Dal fonema al grafema al nullema?

Nel mese di maggio dell'anno scorso sul blog Noivastesi c'è stato un interessante dialogo sul dialetto vastese.

Ci sono tre tipi di dialetto vastese ben distinti? Se si scrive in dialetto, bisogna usare quello trascritto da Luigi Anelli alla fine dell' ’800 o quello parlato oggi? Il dialetto vastese è una lingua vivente o è una lingua morta? Dall'epoca di Anelli fino gli anni ’50 la mutazione del dialetto è stata lenta, che fare di fronte a una trasformazione molto più rapida, con la perdita di tanti vocaboli? Come regolarsi nel passaggio dal parlato allo scritto? Se il dialetto vastese è una lingua viva, bisogna adattare il grafema al fonema, cioè riprodurre per iscritto un suono: ma come farlo? Con regole standardizzate o con la libera creatività degli scriventi? E come affrontare le diversità dello stesso dialetto più tradizionale, tra campagna e abitato urbano, tra mestieri diversi, addirittura in circostanze diverse (anni fa si parlava di sermo communis e sermo urbanus)?

Verrebbe anche la curiosità di sapere come venga qualificata una lingua morta non molto tempo prima della morte. E se esista una modellizzazione del percorso di trasformazione. Ma anche questo è tema per cultori della materia.

Chi non si occupa di linguistica percepisce il dialetto vastese come materia fluida e volatile. Essenzialmente tradizione orale, in un tempo in cui si è consegnato male e poco. Oggi senza più il sostegno di una società statica o quello di apparati di normalizzazione e di controllo. Caduco. In fondo, sono sempre onde sonore.
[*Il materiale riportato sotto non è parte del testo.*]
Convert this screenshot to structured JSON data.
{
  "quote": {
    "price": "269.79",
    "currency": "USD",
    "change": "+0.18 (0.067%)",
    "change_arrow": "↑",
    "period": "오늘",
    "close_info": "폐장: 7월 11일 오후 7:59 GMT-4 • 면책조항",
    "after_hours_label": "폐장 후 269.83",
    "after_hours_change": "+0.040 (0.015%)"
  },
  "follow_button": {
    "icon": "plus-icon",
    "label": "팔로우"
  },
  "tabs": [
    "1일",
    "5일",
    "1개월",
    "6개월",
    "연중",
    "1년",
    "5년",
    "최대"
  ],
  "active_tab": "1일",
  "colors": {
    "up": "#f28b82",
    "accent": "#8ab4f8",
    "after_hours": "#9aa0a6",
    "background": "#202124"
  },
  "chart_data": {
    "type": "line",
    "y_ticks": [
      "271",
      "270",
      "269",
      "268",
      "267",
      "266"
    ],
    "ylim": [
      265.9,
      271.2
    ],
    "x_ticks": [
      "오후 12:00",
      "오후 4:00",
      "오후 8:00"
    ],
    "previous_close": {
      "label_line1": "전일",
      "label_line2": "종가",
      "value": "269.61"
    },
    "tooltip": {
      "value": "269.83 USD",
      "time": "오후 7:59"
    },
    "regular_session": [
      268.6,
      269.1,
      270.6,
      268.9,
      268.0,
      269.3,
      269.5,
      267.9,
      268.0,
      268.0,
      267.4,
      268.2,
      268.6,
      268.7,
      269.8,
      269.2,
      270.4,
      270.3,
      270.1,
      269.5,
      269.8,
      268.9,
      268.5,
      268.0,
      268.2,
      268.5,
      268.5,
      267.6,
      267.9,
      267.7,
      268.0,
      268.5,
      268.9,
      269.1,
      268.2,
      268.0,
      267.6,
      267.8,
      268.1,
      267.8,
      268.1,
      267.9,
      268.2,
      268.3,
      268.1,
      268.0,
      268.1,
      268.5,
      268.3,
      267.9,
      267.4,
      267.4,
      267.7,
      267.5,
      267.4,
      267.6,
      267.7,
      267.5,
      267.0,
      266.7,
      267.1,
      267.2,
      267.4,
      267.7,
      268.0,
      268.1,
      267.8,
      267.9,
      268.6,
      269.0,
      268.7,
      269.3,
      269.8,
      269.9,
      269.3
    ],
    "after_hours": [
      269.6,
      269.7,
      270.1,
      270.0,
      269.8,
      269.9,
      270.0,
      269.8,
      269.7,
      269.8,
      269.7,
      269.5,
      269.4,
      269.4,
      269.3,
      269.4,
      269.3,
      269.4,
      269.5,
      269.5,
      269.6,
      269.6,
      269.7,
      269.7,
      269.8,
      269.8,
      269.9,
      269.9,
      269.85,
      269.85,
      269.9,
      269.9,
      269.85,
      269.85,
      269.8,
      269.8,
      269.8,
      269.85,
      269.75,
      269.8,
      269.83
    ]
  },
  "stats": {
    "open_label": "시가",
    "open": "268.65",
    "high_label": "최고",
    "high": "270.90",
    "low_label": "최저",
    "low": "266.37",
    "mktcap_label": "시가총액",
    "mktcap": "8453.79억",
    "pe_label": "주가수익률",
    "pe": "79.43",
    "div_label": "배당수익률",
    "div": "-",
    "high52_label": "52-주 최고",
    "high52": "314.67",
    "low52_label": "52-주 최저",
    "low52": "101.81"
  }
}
Viene in mente che, nell'ormai remoto 1975, una ben nota label di Arles ha pubblicato un cd in cui, a partire dalla decrittazione delle notazioni della parte vocale fatta da Suzanne Haïk Vantoura, venivano ricostruiti alcuni dei canti della Bibbia. Si è cercato di far risuonare di nuovo il canto, ad esempio, del celebre salmo 23 il Signore è il mio pastore. Quattro anni dopo, per la stessa label, Gregorio Paniagua e i musicisti dell'Atrium musicae di Madrid hanno ricostruito un ampio set di strumenti musicali (auloi, lyra, kithara, hydraulos, syrinx, ecc.) e hanno provato a far risuonare i minuscoli (e controversi) frammenti di scrittura musicale dell'antica Grecia. E a dare un’idea dell’enormità della perdita. Operazioni bellissime e avventurose, specialmente la seconda senza riscontri di una buona approssimazione all'originale.

Fatte le dovute proporzioni, si dovrebbe rifare lo stesso percorso? Un vastese del 2080 parla il dialetto dell'epoca e, magari, ha gli occhi a mandorla e dice J’ai sou vastaroller. Ha avuto contatto diretto con il dialetto parlato da nonni nati attorno al 2020. Può immaginare, ricostruire e ancor più riprodurre i suoni, anche i più caratteristici, del dialetto alla Anelli di 200 anni prima? Sulla sola base dei simboli scritti? La commutazione tra grafema e fonema è agevole con una lingua usata correntemente. Lo sarà altrettanto con suoni mai uditi?

Per questo l'esistenza di un archivio, di una banca dati dell’universo sonoro (parole, frasi, proverbi, spezzoni di conversazione, registrazioni dal vivo, canti, ecc.) del dialetto parlato nei diversi periodi (se sia di tipo A, B, C o Z, lo vedranno i cultori della materia) diventa uno strumento di documentazione e di conservazione indispensabile, soprattutto se quel parlato scompare per trasformazione. Con una conservazione analoga agli scritti antichi o alle fotografie. E anche molti anni dopo gli ascoltatori avranno un documento sonoro dell'epoca con buona approssimazione all'originale. E gli studiosi del dialetto avranno uno strumento per seguire e studiare la sua evoluzione.

I ragionamenti svolti nel dialogo sono confortanti, perché presuppongono logicamente che le scorte in cantina siano abbondanti. Che esistano, da qualche parte, non ore ma addirittura settimane di registrazione del dialetto parlato da gran parte dei nostri genitori (ma anche da figli e nipoti). Altrimenti è abbastanza vicino il rischio - oggi per il dialetto alla Anelli, domani per le variazioni successive - di passare dal fonema al grafema al nullema. Strologando sui suoni che sarebbero rappresentati da simboli grafici irrimediabilmente equivoci.